Of all the FAEEs determined in the following study, it is oleate that is most likely to reflect the amount of alcohol at the time prior to death (even though the post-mortem examination did not reveal the presence of alcohol in the blood), which was also confirmed in the work by Soderberg and colleagues [25]. The results of their study suggested that a concentration of ethyl oleate of 0.0004 µg/mL was a sign of chronic alcoholism. For the study group, such or higher concentrations were present in 96.67% and as high as 59.38% of cases in the control group. Ethyl stearate levels, on the other hand, appear to best reflect recent ethanol consumption, which was also confirmed by the standard whole blood examination.

5. Conclusions

Based on the determinations carried out in this study, it can be concluded that targeted metabolomic analysis of plasma samples is a useful research tool for assessing metabolic changes associated with ethanol consumption. Especially, the determination of FAEEs in post-mortem plasma samples is useful to confirm or exclude the presence of exogenous ethanol in the body. The application of the GC-QqQ-MS technique has allowed the development and validation of a robust method for the quantification of selected FAEEs in plasma samples from deceased individuals.

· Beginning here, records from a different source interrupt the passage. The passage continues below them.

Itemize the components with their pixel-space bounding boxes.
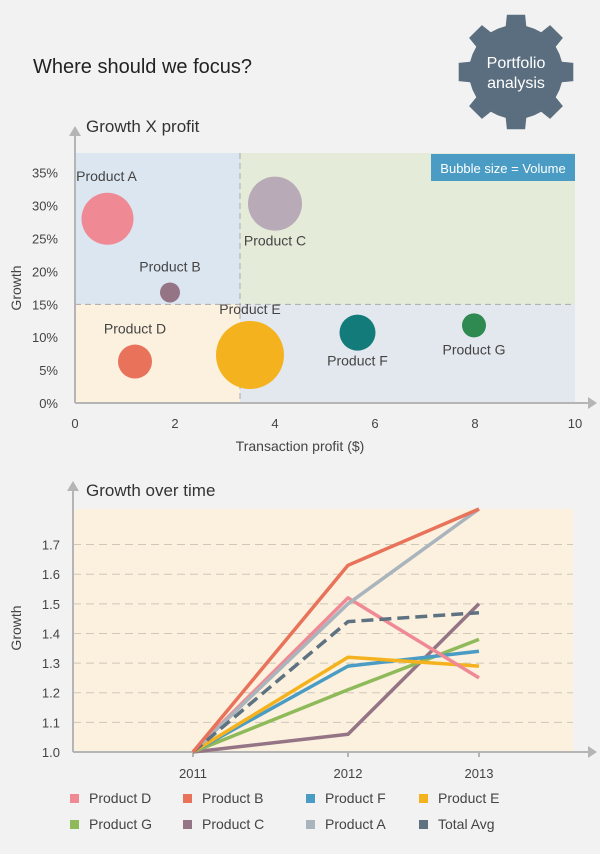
legend-label: Product E bbox=[438, 790, 500, 806]
page-title: Where should we focus? bbox=[33, 56, 253, 78]
legend-swatch bbox=[183, 819, 192, 829]
x-axis-label: Transaction profit ($) bbox=[236, 438, 365, 454]
bubble-product-g bbox=[462, 313, 486, 338]
bubble-product-b bbox=[160, 282, 180, 303]
legend-swatch bbox=[70, 793, 79, 803]
y-tick-label: 1.7 bbox=[42, 538, 60, 553]
line-product-a bbox=[191, 507, 481, 754]
quadrant-bottom-left bbox=[75, 304, 240, 403]
x-axis-arrow bbox=[588, 746, 597, 758]
y-tick-label: 25% bbox=[32, 232, 58, 247]
bubble-size-note-box bbox=[431, 154, 575, 181]
plot-area bbox=[73, 509, 573, 752]
legend-label: Product A bbox=[325, 816, 386, 832]
y-tick-label: 1.4 bbox=[42, 626, 60, 641]
legend-item-product-e: Product E bbox=[419, 790, 539, 806]
y-tick-label: 1.6 bbox=[42, 567, 60, 582]
x-tick-label: 2 bbox=[171, 416, 178, 431]
y-tick-label: 0% bbox=[39, 396, 58, 411]
legend-item-product-g: Product G bbox=[70, 816, 183, 832]
line-product-b bbox=[191, 507, 480, 754]
legend-swatch bbox=[183, 793, 192, 803]
bubble-product-e bbox=[216, 320, 284, 389]
legend-label: Product G bbox=[89, 816, 153, 832]
x-tick-label: 8 bbox=[471, 416, 478, 431]
y-axis-arrow bbox=[67, 481, 79, 491]
gear-shape bbox=[458, 14, 574, 130]
line-product-f bbox=[192, 649, 480, 754]
y-tick-label: 10% bbox=[32, 330, 58, 345]
line-total-avg bbox=[191, 610, 480, 754]
chart-title: Growth X profit bbox=[86, 117, 200, 136]
x-tick-label: 2012 bbox=[334, 766, 363, 781]
legend-item-product-b: Product B bbox=[183, 790, 306, 806]
legend-swatch bbox=[306, 793, 315, 803]
legend-swatch bbox=[419, 793, 428, 803]
y-tick-label: 30% bbox=[32, 199, 58, 214]
x-tick-label: 4 bbox=[271, 416, 278, 431]
y-tick-label: 1.1 bbox=[42, 715, 60, 730]
y-axis-label: Growth bbox=[8, 265, 24, 310]
bubble-product-f bbox=[339, 314, 376, 351]
badge-line-2: analysis bbox=[487, 75, 545, 92]
line-product-c bbox=[192, 602, 481, 754]
quadrant-bottom-right bbox=[240, 304, 575, 403]
y-tick-label: 1.3 bbox=[42, 656, 60, 671]
bubble-product-d bbox=[118, 344, 152, 379]
bubble-product-a bbox=[81, 192, 134, 245]
bubble-label: Product E bbox=[219, 301, 280, 317]
legend-item-product-d: Product D bbox=[70, 790, 183, 806]
bubble-label: Product C bbox=[244, 233, 306, 249]
legend-label: Product B bbox=[202, 790, 264, 806]
bubble-label: Product A bbox=[76, 168, 137, 184]
x-tick-label: 0 bbox=[71, 416, 78, 431]
bubble-label: Product B bbox=[139, 258, 200, 274]
bubble-label: Product F bbox=[327, 353, 388, 369]
line-chart: 1.0 1.1 1.2 1.3 1.4 1.5 1.6 1.7 Growth over time… bbox=[8, 481, 597, 781]
legend-swatch bbox=[306, 819, 315, 829]
legend-item-product-f: Product F bbox=[306, 790, 419, 806]
legend-item-product-a: Product A bbox=[306, 816, 419, 832]
badge-line-1: Portfolio bbox=[487, 55, 546, 72]
x-tick-label: 6 bbox=[371, 416, 378, 431]
bubble-label: Product D bbox=[104, 321, 166, 337]
legend-item-total-avg: Total Avg bbox=[419, 816, 539, 832]
gear-icon: Portfolio analysis bbox=[458, 14, 574, 130]
bubble-label: Product G bbox=[442, 341, 505, 357]
legend-item-product-c: Product C bbox=[183, 816, 306, 832]
y-tick-label: 15% bbox=[32, 297, 58, 312]
x-axis-arrow bbox=[588, 397, 597, 409]
y-tick-label: 1.2 bbox=[42, 686, 60, 701]
legend-label: Product C bbox=[202, 816, 265, 832]
chart-title: Growth over time bbox=[86, 481, 215, 500]
bubble-size-note: Bubble size = Volume bbox=[440, 161, 565, 176]
x-tick-label: 2013 bbox=[465, 766, 494, 781]
y-axis-arrow bbox=[69, 126, 81, 136]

Principal component analyses showed that the determined concentration of ethyl stearate highly differentiates the collected samples, showing differences between the samples of the control and test groups.

The biochemical interpretation of the results obtained with the available medical records suggests that plasma FAEEs concentrations seem to be promising indicators of pre-mortem alcohol consumption and may be one of the factors helpful in determining the cause and mechanism of death.